The turbine towers are fitted on four-legged jacket foundations which stand in water depths averaging 25m. Exagrout Masterflow 950, a cement-based grout developed by BASF, was used to fasten the foundations to the seabed.

Each foundation weighs approximately 550t and measures 50m in length. The foundation base has an area of approximately 400m².

Wind turbine connections and offshore substation

All the wind turbines are connected to one another via inter-array cables, which are connected to an offshore substation.

The offshore substation was built to convert the 33kV electricity produced by the wind turbines to a transmission voltage of 155kV. The stepped-up power is transmitted to the grid connection point at Brunsbüttel using high-voltage subsea cables.

Suppliers for RWE Innogy’s German wind farm

Senvion (formerly REpower Systems) was awarded a contract in February 2010 to supply 48 offshore wind turbines of the 6M type for the Nordsee-Ost project. In May 2010, RWE Innogy signed a two-year lease contract with Eurogate Container Terminal Bremerhaven for the use of Bremerhaven container port as a base port for the development activities of the wind farm.

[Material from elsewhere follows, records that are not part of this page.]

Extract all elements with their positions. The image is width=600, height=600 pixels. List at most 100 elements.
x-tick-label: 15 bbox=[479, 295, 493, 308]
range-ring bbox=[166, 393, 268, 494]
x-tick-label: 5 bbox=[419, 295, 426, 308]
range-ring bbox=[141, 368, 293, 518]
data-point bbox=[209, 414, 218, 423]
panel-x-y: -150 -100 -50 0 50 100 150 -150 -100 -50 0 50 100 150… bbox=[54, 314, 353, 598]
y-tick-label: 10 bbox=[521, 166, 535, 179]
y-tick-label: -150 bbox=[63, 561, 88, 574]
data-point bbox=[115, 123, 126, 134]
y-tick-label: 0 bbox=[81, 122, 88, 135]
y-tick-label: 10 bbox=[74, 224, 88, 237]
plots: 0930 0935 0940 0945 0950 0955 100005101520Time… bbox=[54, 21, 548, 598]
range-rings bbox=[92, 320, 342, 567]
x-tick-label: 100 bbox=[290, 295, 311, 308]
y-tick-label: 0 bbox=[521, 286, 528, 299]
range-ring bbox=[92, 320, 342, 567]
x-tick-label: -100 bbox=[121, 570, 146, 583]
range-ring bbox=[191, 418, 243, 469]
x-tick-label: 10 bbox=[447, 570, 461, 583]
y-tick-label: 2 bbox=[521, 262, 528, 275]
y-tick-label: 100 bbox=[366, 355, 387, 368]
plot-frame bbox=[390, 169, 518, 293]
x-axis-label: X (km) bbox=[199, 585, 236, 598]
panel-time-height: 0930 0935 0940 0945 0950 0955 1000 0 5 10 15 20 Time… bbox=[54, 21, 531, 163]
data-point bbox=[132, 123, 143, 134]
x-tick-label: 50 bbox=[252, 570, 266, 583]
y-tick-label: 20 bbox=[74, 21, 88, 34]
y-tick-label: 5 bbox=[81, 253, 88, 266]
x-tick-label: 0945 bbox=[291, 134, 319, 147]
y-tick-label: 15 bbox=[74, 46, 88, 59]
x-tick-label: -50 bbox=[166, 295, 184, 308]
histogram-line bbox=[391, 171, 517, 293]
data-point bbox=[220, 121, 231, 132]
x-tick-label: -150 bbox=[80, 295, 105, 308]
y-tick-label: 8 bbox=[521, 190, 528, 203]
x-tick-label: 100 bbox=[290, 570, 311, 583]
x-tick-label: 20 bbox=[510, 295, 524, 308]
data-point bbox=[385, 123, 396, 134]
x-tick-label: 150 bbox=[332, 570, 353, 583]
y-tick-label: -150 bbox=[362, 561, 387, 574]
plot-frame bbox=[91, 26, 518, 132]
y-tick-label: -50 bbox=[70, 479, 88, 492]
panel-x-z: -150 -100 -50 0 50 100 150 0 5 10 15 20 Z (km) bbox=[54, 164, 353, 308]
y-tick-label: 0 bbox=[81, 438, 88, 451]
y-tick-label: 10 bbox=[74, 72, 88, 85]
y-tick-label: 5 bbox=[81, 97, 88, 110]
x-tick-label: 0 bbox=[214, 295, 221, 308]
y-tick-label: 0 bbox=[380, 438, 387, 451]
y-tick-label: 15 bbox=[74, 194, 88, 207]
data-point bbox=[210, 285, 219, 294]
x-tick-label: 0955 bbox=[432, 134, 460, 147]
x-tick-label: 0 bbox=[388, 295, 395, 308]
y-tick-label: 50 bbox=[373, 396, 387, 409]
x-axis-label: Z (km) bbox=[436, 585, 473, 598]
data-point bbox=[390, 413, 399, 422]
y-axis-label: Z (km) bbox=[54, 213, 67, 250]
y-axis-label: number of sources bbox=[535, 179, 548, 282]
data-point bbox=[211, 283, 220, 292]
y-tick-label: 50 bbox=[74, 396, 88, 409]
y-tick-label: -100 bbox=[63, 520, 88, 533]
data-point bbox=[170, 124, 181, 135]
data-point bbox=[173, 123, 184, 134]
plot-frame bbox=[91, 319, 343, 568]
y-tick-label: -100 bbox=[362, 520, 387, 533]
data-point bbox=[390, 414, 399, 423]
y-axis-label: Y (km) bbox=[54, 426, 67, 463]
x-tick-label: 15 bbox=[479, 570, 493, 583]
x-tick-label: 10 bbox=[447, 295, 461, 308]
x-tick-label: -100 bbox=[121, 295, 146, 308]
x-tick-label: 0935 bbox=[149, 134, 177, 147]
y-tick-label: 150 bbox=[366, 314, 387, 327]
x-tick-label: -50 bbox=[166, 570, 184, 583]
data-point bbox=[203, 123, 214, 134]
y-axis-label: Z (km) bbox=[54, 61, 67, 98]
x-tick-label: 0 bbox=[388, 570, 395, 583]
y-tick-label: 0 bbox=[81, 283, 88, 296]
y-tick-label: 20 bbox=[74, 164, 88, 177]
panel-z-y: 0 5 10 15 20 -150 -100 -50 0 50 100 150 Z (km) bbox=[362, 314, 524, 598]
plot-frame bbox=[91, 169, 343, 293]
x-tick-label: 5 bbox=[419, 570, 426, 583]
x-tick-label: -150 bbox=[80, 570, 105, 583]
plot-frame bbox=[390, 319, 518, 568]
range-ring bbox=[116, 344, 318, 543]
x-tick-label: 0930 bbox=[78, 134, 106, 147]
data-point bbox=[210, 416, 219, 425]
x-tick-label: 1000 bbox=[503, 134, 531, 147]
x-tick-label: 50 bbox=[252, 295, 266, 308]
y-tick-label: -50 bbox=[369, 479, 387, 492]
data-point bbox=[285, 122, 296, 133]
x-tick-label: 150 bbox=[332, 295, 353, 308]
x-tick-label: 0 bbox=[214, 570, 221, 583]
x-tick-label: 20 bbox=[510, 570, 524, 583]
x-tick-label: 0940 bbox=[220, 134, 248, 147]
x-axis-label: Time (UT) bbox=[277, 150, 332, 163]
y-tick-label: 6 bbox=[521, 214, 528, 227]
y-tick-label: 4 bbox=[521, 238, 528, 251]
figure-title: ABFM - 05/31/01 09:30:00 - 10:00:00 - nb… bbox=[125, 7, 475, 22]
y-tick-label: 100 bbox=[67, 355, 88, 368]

Aker Solutions was awarded an engineering, procurement and construction (EPC) contract worth approximately $144.6m for the delivery of 48 steel jackets and piles for the wind farm. ABB supplied roughly 40 miles of offshore sea cables. This supply deal was valued at $12.5m.

Siemens Energy was responsible for the construction, supply and installation of the offshore substation. Valued at approximately $724m, the contract was signed in August 2010. Foundation grouting was undertaken by FoundOcean.

TÜV Rheinland was commissioned in April 2011 to inspect and supervise the production of the wind turbines.

VBMS, a company based in the Netherlands, was contracted for the installation of 52 infield cables for the project.